What frustrates the public looking at the major parties is the fact that although we are all agreed on the dimensions of the problem, the present Government are simply not prepared to face up to them. The Chancellor of the Exchequer, not just the Chief Secretary, acknowledged that cuts would have to be deeper and tougher than those under the Thatcher Government. I said that some weeks ago and the Chief Secretary appears to have repeated it. The only person who has difficulty repeating it is the Childrens Secretary, but it is a fact, not an opinion, that we are going to have to get into some extremely serious spending cuts. Whoever is elected will have to make those cuts.
If by chance we were to re-elect a Government who did not have a credible plan and who did not have the political will to face up to the problem-if the present Government were re-elected, they would not do so-the process would have to be introduced by the International Monetary Fund. As happened before, we would have conditions imposed on us to restore our solvency in the
eyes of the bond markets. That is the background against which the Government are not treating the House or the country properly and against which the Government have failed to produce a Budget that could be rationally debated as an approach to the crisis on the eve of an election.
Mr. Sheerman: The right hon. and learned Gentleman is known for his honesty, and I have known him for a very long time. He is talking about what the British public should know as we come to a general election. The truth is that both sides realise that there must be cuts, but would it not be suicidal for our economy if we started to cut public investment before private investment had recovered? That is the truth that the public know, and we should tell them.
Mr. Clarke: No. This is the delay argument. We are supposed to be having a debate about whether we should start to act straight away or whether some economic virtue will allow the Government to go on without making any serious adjustments beyond the election and before recovery comes. I do not accept that. It is arguable, but it seems to me quite obvious that the reason why the Government are arguing for delay is that they have decided to fight the election on a rosy and complacent perspective, so the Chancellor of the Exchequer has been instructed not to address the long-term problem in the Budget. We have all seen the Prime Minister being persuaded only with great difficulty and very belatedly to recognise the need for any public spending cuts at all. It is a political tactic, not economic calculation, that is causing the delay.

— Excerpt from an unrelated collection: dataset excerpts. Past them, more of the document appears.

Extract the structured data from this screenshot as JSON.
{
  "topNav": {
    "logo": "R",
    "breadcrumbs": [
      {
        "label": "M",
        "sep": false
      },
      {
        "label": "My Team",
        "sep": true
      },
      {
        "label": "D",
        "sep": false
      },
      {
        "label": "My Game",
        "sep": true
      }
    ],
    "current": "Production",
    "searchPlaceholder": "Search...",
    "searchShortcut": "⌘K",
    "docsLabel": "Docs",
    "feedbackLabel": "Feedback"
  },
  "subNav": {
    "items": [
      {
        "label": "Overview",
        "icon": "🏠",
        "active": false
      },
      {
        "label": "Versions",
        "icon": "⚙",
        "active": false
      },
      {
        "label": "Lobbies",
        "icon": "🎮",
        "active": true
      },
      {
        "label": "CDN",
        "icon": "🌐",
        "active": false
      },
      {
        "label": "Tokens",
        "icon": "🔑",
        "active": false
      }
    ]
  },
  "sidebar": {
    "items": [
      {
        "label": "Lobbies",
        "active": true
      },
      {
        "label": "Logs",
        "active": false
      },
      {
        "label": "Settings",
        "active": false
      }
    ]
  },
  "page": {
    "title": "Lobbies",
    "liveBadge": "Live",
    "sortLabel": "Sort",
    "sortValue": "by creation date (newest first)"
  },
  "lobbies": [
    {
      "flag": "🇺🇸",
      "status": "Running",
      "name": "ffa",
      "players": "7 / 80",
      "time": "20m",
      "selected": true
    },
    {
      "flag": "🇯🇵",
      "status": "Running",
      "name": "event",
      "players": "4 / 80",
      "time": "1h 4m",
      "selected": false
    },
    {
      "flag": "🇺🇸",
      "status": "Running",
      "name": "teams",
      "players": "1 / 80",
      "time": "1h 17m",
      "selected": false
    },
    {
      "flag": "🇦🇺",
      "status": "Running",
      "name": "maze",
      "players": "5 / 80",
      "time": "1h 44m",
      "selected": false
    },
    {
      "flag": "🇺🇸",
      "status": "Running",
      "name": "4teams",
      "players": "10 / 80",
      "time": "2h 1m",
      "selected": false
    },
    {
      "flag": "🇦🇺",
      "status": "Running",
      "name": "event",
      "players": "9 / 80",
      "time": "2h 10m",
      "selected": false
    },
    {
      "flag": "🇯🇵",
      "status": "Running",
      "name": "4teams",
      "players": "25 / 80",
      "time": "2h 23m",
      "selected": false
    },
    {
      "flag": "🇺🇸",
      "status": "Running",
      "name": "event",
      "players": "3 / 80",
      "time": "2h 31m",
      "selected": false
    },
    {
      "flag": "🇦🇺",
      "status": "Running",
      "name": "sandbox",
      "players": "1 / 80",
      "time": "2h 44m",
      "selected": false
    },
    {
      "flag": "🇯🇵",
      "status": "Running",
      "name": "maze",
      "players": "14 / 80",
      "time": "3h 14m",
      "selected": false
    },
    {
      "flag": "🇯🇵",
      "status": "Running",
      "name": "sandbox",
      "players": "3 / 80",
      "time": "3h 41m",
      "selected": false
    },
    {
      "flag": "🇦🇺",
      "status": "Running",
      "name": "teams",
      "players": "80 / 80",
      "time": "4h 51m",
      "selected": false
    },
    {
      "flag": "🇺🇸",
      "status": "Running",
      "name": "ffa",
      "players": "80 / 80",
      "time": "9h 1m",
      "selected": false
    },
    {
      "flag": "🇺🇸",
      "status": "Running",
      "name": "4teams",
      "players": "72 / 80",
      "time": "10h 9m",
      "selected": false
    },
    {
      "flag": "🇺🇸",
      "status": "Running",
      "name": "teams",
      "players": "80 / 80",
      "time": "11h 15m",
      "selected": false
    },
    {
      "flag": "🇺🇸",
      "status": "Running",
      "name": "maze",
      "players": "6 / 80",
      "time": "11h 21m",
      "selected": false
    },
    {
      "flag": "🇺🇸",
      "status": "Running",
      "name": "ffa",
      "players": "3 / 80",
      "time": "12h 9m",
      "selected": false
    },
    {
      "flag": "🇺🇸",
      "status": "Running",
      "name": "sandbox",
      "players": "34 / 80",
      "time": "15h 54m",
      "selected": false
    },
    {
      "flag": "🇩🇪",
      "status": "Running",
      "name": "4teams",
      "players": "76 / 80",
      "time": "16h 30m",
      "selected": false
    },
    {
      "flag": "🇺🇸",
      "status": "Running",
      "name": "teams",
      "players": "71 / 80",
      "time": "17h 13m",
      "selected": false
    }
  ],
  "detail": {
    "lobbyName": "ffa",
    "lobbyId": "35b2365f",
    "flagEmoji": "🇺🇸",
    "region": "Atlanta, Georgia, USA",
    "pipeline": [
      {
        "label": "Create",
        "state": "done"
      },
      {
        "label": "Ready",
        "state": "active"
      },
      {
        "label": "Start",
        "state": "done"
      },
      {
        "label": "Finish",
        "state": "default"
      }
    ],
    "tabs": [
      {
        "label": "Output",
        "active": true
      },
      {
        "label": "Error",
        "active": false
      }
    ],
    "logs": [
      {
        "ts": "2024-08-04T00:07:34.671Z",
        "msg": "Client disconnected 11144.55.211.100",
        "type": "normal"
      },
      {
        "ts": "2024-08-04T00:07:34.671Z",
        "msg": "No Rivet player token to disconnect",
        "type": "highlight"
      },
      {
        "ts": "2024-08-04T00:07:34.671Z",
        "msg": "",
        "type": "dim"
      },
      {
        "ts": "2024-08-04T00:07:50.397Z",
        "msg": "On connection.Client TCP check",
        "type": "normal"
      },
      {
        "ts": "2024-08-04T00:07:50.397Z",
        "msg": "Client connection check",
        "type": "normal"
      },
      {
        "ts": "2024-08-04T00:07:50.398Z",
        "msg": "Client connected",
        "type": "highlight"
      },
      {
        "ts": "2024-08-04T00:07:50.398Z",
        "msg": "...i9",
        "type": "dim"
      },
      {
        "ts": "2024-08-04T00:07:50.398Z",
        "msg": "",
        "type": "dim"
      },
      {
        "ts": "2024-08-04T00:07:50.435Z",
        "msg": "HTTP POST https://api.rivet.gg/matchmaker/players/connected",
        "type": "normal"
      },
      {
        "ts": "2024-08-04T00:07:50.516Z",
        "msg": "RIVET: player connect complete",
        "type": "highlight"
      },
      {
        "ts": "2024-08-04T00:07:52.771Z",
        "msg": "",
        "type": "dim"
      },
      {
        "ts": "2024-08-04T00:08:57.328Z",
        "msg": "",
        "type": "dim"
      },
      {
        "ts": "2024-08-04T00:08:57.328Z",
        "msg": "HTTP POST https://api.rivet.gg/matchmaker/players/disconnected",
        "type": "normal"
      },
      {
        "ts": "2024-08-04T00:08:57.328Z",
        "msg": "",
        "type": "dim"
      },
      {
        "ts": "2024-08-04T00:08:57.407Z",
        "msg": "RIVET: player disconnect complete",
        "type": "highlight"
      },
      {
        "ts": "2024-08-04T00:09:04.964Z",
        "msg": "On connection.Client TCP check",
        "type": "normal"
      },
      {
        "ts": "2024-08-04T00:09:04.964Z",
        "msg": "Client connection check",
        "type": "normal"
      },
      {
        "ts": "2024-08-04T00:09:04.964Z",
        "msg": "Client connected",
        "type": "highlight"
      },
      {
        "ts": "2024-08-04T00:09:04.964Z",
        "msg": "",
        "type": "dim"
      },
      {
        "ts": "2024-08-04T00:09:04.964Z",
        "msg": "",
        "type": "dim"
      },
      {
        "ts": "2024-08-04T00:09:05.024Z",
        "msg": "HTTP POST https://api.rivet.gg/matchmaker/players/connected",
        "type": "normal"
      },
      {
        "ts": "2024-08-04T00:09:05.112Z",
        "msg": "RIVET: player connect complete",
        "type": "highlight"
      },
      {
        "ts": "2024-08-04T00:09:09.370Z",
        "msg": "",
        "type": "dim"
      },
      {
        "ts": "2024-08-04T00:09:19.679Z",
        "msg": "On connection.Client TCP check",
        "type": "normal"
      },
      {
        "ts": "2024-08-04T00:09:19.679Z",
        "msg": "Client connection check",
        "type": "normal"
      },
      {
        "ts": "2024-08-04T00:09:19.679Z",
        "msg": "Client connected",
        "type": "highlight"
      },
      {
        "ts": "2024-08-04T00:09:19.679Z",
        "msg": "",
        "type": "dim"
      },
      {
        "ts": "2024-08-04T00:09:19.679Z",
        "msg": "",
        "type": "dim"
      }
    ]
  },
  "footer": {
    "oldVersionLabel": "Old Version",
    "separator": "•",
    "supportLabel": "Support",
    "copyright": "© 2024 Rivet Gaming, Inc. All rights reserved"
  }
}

The Prime Minister is particularly fond of speaking as though the increased spending and increased borrowing from 2010 to 2011 is some sort of contrived fiscal stimulus or a plan. It is not a plan; it is the fag-end years of the Government in whom there has been no proper control of public spending, leading to a mismatch, now reaching £4 of spending for £3 of revenue, which is piling up the deficit. Yet that is described as a fiscal stimulus. We have no policy in place or in operation to stimulate the economy-apart from a scrappage scheme for boilers, which is not going to lift our economy very far. All that we have is a purely political refusal to face up to answering the questions before the election takes place.
On efficiency savings, there are two elements to consider. Of course we must all make efficiency savings-those on both sides of the Chamber talk about them-and the public are extremely aware of the need to cut wasteful spending. We addressed the national insurance increase and identified areas where we were confident that we could avoid that particular tax increase- [Interruption.] It is no good saying, "Come on, Ken."